ABSTRACT
A vexing problem in audiology has been the modification of sound tolerance. Sound
intolerance and restricted dynamic ranges are common conditions that audiologists
encounter daily in the hearing-impaired population, especially in the fitting of hearing
aids. To date, no clinical protocol has proven to be successful for modifying sound
tolerance among the hearing-impaired population. This report describes the use of
low-level, broadband sound in a habituation-based treatment protocol termed Tinnitus
Retraining Therapy (TRT). Over the past decade, TRT has become increasingly popular
as an intervention for severe tinnitus and hyperacusis. One of the primary treatment
effects from TRT is that over the course of the intervention the patient's loudness
discomfort levels (LDLs) routinely shift to higher levels. Ostensibly, the resulting
higher LDLs reflect treatment effects associated with the resetting of a plastic and
adaptive auditory gain process that somehow regulates the supra-threshold sensitivity
of the auditory system in response to chronic changes in the sound input from the
auditory periphery to the central auditory pathways.

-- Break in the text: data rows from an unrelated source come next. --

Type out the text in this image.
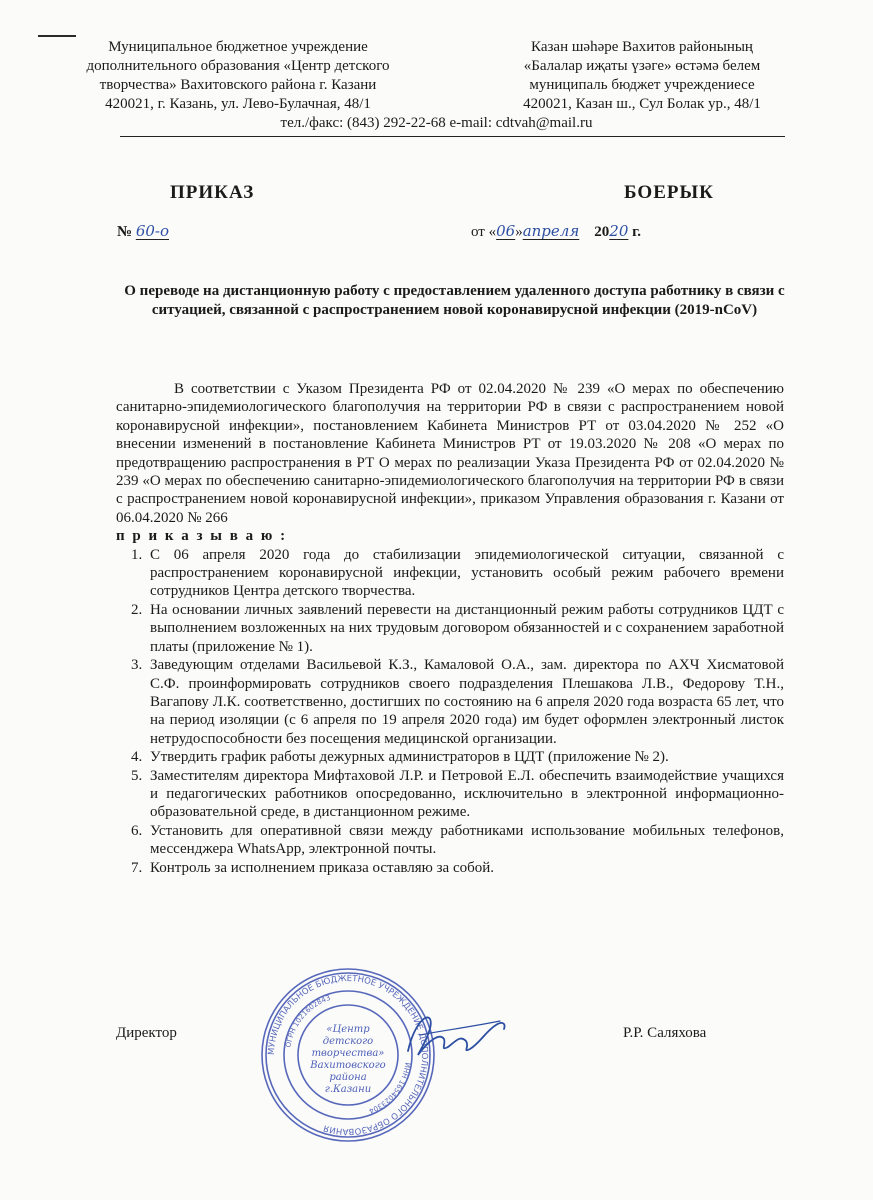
Муниципальное бюджетное учреждение
дополнительного образования «Центр детского
творчества» Вахитовского района г. Казани
420021, г. Казань, ул. Лево-Булачная, 48/1
Казан шәһәре Вахитов районының
«Балалар иҗаты үзәге» өстәмә белем
муниципаль бюджет учреждениесе
420021, Казан ш., Сул Болак ур., 48/1
тел./факс: (843) 292-22-68 e-mail: cdtvah@mail.ru
ПРИКАЗ	БОЕРЫК
№ 60-о	от «06»апреля 2020 г.
О переводе на дистанционную работу с предоставлением удаленного доступа работнику в связи с ситуацией, связанной с распространением новой коронавирусной инфекции (2019-nCoV)

В соответствии с Указом Президента РФ от 02.04.2020 № 239 «О мерах по обеспечению санитарно-эпидемиологического благополучия на территории РФ в связи с распространением новой коронавирусной инфекции», постановлением Кабинета Министров РТ от 03.04.2020 № 252 «О внесении изменений в постановление Кабинета Министров РТ от 19.03.2020 № 208 «О мерах по предотвращению распространения в РТ О мерах по реализации Указа Президента РФ от 02.04.2020 № 239 «О мерах по обеспечению санитарно-эпидемиологического благополучия на территории РФ в связи с распространением новой коронавирусной инфекции», приказом Управления образования г. Казани от 06.04.2020 № 266

п р и к а з ы в а ю :
1. С 06 апреля 2020 года до стабилизации эпидемиологической ситуации, связанной с распространением коронавирусной инфекции, установить особый режим рабочего времени сотрудников Центра детского творчества.
2. На основании личных заявлений перевести на дистанционный режим работы сотрудников ЦДТ с выполнением возложенных на них трудовым договором обязанностей и с сохранением заработной платы (приложение № 1).
3. Заведующим отделами Васильевой К.З., Камаловой О.А., зам. директора по АХЧ Хисматовой С.Ф. проинформировать сотрудников своего подразделения Плешакова Л.В., Федорову Т.Н., Вагапову Л.К. соответственно, достигших по состоянию на 6 апреля 2020 года возраста 65 лет, что на период изоляции (с 6 апреля по 19 апреля 2020 года) им будет оформлен электронный листок нетрудоспособности без посещения медицинской организации.
4. Утвердить график работы дежурных администраторов в ЦДТ (приложение № 2).
5. Заместителям директора Мифтаховой Л.Р. и Петровой Е.Л. обеспечить взаимодействие учащихся и педагогических работников опосредованно, исключительно в электронной информационно-образовательной среде, в дистанционном режиме.
6. Установить для оперативной связи между работниками использование мобильных телефонов, мессенджера WhatsApp, электронной почты.
7. Контроль за исполнением приказа оставляю за собой.
Директор	Р.Р. Саляхова
МУНИЦИПАЛЬНОЕ БЮДЖЕТНОЕ УЧРЕЖДЕНИЕ ДОПОЛНИТЕЛЬНОГО ОБРАЗОВАНИЯ
ОГРН 1021602843
ИНН 1654023304
«Центр
детского
творчества»
Вахитовского
района
г.Казани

Tinnitus patients with significant
hearing losses and sound tolerance problems respond successfully to TRT and, as a
consequence, their LDLs are usually elevated (improved) and, concomitantly, their
dynamic ranges are expanded. Many of these patients, who before the TRT intervention
could not tolerate amplified sound, then have been able to make a comfortable transition
into appropriate amplification after treatment. In principle, TRT would seem to offer
a viable intervention strategy for modifying sound tolerance in the general hearing-impaired
population. If so, then clinical applications of TRT principles may extend well beyond
the treatment of tinnitus and hyperacusis.